De laatste jaren volgen nieuwe, doelgerichte behandelingen van EGFR-gemuteerd niet-kleincellig longcarcinoom elkaar in rap tempo op. Ook breidt de inzet zich uit van de gemetastaseerde setting naar de vroegere stadia van de ziekte. Daarnaast is er meer aandacht voor de biologische mechanismen achter tumorresistentie en combinatiebehandelingen. Longarts dr. Robin Cornelissen bespreekt de meest recente ontwikkelingen.
Genetische afwijkingen in EGFR komen voor bij ongeveer 10-15 procent van de patiënten met een niet-kleincellig longcarcinomen (NSCLC).
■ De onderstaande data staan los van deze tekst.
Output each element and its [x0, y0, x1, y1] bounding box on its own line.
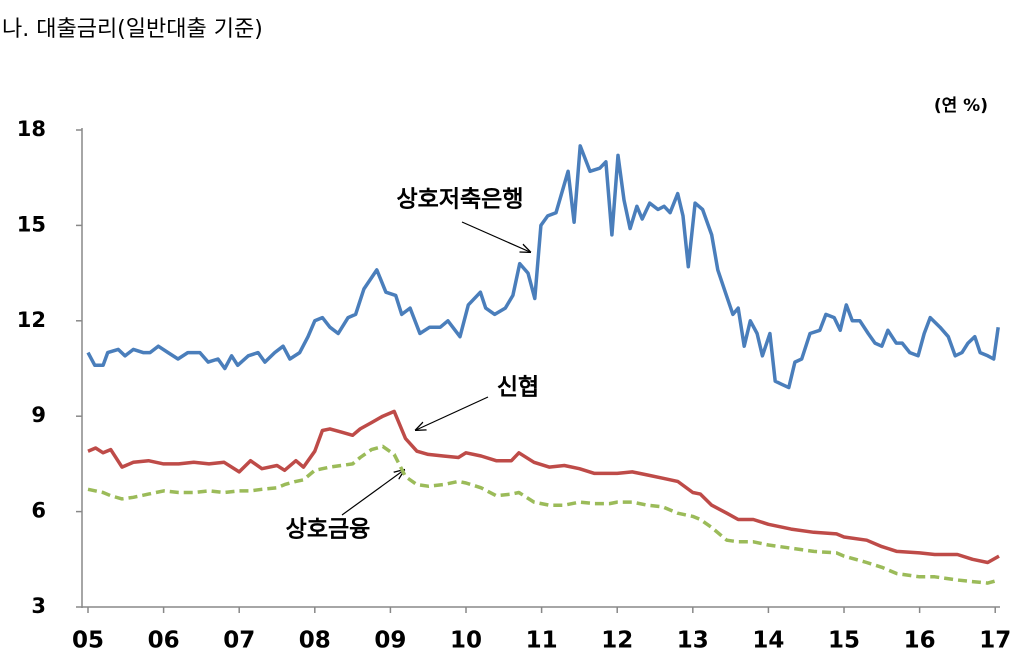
y-tick-label: 3 — [31, 594, 46, 618]
data-line — [86, 144, 1000, 390]
x-tick-label: 06 — [148, 628, 180, 654]
annotation-arrow — [341, 470, 404, 516]
series-label: 상호금융 — [286, 517, 371, 543]
y-tick-label: 12 — [17, 308, 46, 332]
x-tick-label: 11 — [526, 628, 558, 654]
y-tick-label: 18 — [17, 117, 46, 141]
x-tick-label: 17 — [979, 628, 1011, 654]
x-tick-label: 13 — [677, 628, 709, 654]
x-tick-label: 08 — [299, 628, 331, 654]
y-tick-label: 9 — [31, 403, 46, 427]
plot-area: 3 6 9 12 15 18 05 06 07 08 09 10 11 12 13 14 15 16 17 — [17, 117, 1011, 654]
x-tick-label: 14 — [752, 628, 784, 654]
x-tick-label: 05 — [72, 628, 104, 654]
data-line — [87, 444, 1000, 585]
y-tick-label: 6 — [31, 499, 46, 523]
series-label: 신협 — [497, 375, 539, 401]
x-tick-label: 10 — [450, 628, 482, 654]
unit-label: (연 %) — [934, 96, 988, 116]
x-tick-label: 12 — [601, 628, 633, 654]
x-tick-label: 09 — [374, 628, 406, 654]
series-label: 상호저축은행 — [397, 187, 524, 213]
data-line — [87, 409, 1000, 565]
x-tick-label: 15 — [828, 628, 860, 654]
annotation-arrow — [416, 396, 489, 430]
chart-title: 나. 대출금리(일반대출 기준) — [2, 17, 263, 42]
y-tick-label: 15 — [17, 212, 46, 236]
x-tick-label: 16 — [904, 628, 936, 654]
annotation-arrow — [461, 221, 530, 252]
x-tick-label: 07 — [223, 628, 255, 654]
Hierbij zijn de meest voorkomende afwijkingen een deletie van exon 19 (Ex19del) en de L858R-mutatie in exon 21, maar ook andere afwijkingen komen voor, zoals deleties in exon 18 en inserties in exon 20 (Ex20ins).
Voor de eerstelijnsbehandeling van EGFR-gemuteerd, gevorderd NSCLC kwamen er de afgelopen jaren diverse EGFR-specifieke tyrosinekinaseremmers beschikbaar, waaronder gefitinib, erlotinib, afatinib en osimertinib. ‘Momenteel wordt van deze middelen osimertinib veruit het vaakst voorgeschreven bij longcarcinomen met Ex19del of L858R. Bij de minder vaak voorkomende mutaties werken deze middelen vaak niet en zijn andere EGFR-remmers juist wel effectief, zoals amivantamab bij patiënten met gevorderd NSCLC met een EGFR-Ex20ins. Ook de uitkomst van bijvoorbeeld poziotinib en mobocertinib wordt in klinische studies onderzocht bij patiënten met Ex20ins’, aldus Cornelissen.